The possibility of using a panel is an important feature from an estimation perspective. Using panel data has grown in popularity over the last 20 years because it allows us to control for heterogeneity in households and over time. In Marzano et al.’s (2018) meta-sample, panel data are used in 64 % of the studies. Other alternatives such as cross-sectional data are not currently used as frequently because they do not allow variability in consumption over time. For instance, the cross-sectional approach is used only in 20 % of Marzano et al.’s (2018) meta-sample, whereas time series analysis accounts for 15 % of estimates in the same review.

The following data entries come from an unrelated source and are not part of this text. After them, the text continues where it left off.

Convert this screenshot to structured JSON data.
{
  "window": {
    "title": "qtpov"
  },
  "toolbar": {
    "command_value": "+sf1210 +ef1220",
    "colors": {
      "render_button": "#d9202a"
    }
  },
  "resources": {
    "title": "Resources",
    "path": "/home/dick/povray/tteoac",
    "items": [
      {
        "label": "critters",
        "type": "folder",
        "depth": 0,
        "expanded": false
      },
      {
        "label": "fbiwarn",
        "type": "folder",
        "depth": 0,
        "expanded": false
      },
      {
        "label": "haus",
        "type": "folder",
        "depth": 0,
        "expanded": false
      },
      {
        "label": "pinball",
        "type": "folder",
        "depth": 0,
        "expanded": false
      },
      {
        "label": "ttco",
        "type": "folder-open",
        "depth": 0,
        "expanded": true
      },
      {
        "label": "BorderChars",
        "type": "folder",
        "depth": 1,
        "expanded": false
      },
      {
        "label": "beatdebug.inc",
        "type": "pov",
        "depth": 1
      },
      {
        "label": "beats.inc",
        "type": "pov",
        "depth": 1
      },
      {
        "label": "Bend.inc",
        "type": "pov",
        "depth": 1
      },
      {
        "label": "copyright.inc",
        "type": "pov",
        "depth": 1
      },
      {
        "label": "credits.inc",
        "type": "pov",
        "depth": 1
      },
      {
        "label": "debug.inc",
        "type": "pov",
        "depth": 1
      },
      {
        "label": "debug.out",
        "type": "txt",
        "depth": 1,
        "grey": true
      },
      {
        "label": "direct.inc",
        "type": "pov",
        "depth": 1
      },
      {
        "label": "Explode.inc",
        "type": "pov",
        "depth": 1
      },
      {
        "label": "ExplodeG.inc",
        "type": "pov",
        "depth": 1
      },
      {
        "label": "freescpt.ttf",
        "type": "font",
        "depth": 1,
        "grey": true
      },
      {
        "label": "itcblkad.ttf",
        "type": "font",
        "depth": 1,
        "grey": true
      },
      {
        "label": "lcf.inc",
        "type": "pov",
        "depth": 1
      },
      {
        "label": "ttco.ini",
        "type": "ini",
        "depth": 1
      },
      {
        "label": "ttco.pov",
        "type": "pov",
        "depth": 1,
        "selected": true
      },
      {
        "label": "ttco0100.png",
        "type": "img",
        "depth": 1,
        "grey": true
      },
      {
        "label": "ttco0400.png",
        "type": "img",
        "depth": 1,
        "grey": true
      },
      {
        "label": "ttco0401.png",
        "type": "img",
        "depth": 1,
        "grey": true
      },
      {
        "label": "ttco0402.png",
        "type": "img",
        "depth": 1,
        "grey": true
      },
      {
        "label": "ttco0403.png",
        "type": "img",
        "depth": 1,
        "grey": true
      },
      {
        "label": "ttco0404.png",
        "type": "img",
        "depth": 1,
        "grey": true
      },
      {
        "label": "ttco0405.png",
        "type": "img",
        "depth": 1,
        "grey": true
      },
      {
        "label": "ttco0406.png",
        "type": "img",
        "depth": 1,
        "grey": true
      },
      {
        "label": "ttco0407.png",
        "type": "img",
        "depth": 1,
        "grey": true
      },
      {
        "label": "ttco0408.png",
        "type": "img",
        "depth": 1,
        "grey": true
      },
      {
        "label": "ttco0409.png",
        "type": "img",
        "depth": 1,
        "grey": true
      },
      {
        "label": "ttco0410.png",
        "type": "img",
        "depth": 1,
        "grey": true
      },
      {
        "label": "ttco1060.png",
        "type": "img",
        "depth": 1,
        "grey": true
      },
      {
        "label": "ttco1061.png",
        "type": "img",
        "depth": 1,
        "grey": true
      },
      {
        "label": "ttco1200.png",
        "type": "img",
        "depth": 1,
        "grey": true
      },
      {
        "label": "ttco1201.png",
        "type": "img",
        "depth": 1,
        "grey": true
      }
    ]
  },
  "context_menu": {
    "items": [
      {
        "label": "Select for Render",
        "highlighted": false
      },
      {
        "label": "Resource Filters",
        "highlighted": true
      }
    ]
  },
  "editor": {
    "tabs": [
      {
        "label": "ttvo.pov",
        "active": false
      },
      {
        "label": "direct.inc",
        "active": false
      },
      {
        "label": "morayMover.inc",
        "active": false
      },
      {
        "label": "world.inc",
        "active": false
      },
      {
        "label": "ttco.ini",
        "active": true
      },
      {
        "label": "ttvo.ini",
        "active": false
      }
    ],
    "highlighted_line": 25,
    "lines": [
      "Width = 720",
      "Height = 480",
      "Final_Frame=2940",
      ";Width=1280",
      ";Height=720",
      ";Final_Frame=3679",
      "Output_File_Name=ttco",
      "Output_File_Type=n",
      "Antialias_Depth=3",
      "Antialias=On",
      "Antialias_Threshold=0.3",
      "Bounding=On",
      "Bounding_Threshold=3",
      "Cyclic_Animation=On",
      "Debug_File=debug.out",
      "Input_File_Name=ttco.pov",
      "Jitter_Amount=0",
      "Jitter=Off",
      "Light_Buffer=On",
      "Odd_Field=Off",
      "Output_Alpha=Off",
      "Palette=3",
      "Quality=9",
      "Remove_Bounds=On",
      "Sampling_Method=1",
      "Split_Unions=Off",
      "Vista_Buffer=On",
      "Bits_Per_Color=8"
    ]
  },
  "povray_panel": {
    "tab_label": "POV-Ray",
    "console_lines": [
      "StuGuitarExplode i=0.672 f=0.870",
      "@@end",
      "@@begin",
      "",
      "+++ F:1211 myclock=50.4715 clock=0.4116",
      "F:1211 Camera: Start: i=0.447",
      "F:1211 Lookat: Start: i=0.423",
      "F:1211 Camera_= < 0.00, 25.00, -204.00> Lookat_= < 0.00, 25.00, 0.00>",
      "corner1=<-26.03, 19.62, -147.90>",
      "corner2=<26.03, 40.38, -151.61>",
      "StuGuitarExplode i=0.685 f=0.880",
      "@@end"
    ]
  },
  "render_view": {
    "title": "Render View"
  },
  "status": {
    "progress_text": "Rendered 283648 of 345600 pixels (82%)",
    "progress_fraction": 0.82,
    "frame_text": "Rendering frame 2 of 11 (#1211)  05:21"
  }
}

Ideally, panels should use individual, high-frequency consumption data (daily or weekly) to isolate the effects of price changes from other determinants such as meteorological conditions that vary over time; however, panel data is often aggregated monthly or annually (Marzano et al. 2018). According to Marzano et al. (2018), most studies employ panel data aggregated by municipalities or neighborhoods and then analyze the price elasticity with spatially disaggregated information. Some studies estimate residential water demand with panel data using only AD (Mazzanti and Montini 2006; Salazar and Pineda 2010; Yoo et al. 2014), while others employ panels using SAD—with consumption and price variables at the household-level—and AD for the sociodemographic variables (Ghimire et al. 2016; Hewitt and Hanemann 1995; Kenney et al. 2008; Nieswiadomy and Molina 1989; Yates et al. 2013). However, panels presenting all variables disaggregated at the household-level, including the sociodemographic variables, are preferable (Maas et al. 2017; Olmstead et al. 2007; Suárez-Varela 2020; Vásquez et al. 2017).

3 Materials and Methods

3.1 Hypothesis Testing

We test two hypotheses: (1) Using a large SAD sample (disaggregated information on water consumption and prices and aggregated information on sociodemographic variables) provides water price elasticity estimates that are statistically different from those using a small sample of DD. (2) Successive levels of aggregation of sociodemographic variables affect the water price elasticity estimates when keeping the sample size fixed.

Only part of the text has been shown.